Here, \({y}_{i}\) represents the actual value of the i -th observed data, \(\widehat{{y}_{i}}\) represents the predicted value of the model for the  i -th observed data, \({\bar{y}}\) denotes the mean value of the observed data.

Using GraphPad Prism 9.5.0 (GraphPad Software, San Diego, CA, USA), linear regression was performed on the observed gas production values (x-axis) versus the predicted values (y-axis) for each feedstuff category. The intercepts and slopes of each model were evaluated, and fitted equations were plotted. Statistical analysis was conducted to test the significance of the regression parameters, examining the hypotheses “slope = 1” and “intercept = 0”.

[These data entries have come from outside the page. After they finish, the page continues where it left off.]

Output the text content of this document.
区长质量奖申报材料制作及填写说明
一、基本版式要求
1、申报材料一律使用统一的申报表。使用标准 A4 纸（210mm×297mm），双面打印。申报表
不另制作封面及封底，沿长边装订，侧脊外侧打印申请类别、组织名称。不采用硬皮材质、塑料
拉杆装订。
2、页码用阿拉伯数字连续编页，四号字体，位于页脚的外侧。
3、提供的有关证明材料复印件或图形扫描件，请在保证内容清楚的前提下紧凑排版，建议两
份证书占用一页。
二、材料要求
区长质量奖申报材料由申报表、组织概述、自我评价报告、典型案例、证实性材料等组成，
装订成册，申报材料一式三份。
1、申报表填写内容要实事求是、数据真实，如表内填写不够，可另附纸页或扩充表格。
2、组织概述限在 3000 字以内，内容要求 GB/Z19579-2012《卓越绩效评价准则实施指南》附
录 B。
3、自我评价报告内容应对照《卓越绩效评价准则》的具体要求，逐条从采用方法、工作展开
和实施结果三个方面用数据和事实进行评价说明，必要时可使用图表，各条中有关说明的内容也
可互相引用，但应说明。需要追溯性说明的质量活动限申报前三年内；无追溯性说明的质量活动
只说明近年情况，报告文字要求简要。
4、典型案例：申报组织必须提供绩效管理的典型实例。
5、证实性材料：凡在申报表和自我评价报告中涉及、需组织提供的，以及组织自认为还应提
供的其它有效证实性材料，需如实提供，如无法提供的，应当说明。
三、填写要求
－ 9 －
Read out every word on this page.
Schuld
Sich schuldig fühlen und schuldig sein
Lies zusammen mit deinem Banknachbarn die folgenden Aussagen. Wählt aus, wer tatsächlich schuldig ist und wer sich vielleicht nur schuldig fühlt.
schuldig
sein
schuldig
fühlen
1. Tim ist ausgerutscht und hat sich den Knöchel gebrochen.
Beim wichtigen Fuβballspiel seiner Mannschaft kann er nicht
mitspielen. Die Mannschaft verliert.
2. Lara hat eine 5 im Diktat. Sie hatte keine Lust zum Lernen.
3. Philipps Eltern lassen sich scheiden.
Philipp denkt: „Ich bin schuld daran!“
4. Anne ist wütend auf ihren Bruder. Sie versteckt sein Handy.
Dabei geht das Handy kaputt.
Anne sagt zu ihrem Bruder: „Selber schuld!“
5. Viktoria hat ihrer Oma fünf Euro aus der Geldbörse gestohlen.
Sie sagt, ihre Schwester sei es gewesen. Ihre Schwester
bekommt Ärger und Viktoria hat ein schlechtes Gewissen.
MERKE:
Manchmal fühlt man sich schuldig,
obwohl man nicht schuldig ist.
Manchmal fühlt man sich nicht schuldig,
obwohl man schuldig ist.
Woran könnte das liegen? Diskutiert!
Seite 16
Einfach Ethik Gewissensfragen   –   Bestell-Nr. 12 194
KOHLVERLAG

Error analysis refers to the systematic analysis and interpretation of the differences between model predictions and actual observed values. The following methods were used to assess the errors of the model: Mean Absolute Error (MAE), Root Mean Squared Error of Prediction (RMSEP), and Mean Squared Error of Prediction (MSEP). MSEP is further decomposed into system bias (SB), regression bias (RB), and random error (RE)32,46. The calculation formulas were as follows:

$${SB=}{\left(\frac{{\sum}{{y}}_{{i}}}{{n}}-\frac{{\sum}\widehat{{{y}}_{{i}}}}{{n}}\right)}^{{2}}$$
$${RB}={(}{{S}}_{\widehat{y}}-{r} \times {{S}_{y}})^{2}$$
$${RE}=(1-{{r}}^{{2}}{)} \times {{S}}_{{y}}$$
$${r}=\frac{\sum\frac{({{y}}_{{i}}-\frac{\sum{{y}}_{{i}}}{{n}}){ \times (}\widehat{{y}_{i}}-\frac{\sum \widehat{{y}_{i}}}{{n}})}{{{S}_{y}} \times {S}_{\widehat{{y}}}}}{{n}}$$

Where n represents the number of data points, \({S}_{y}\) denotes the variance of the observed data, and \({S}_{\widehat{y}}\) represents the variance of the model-predicted data.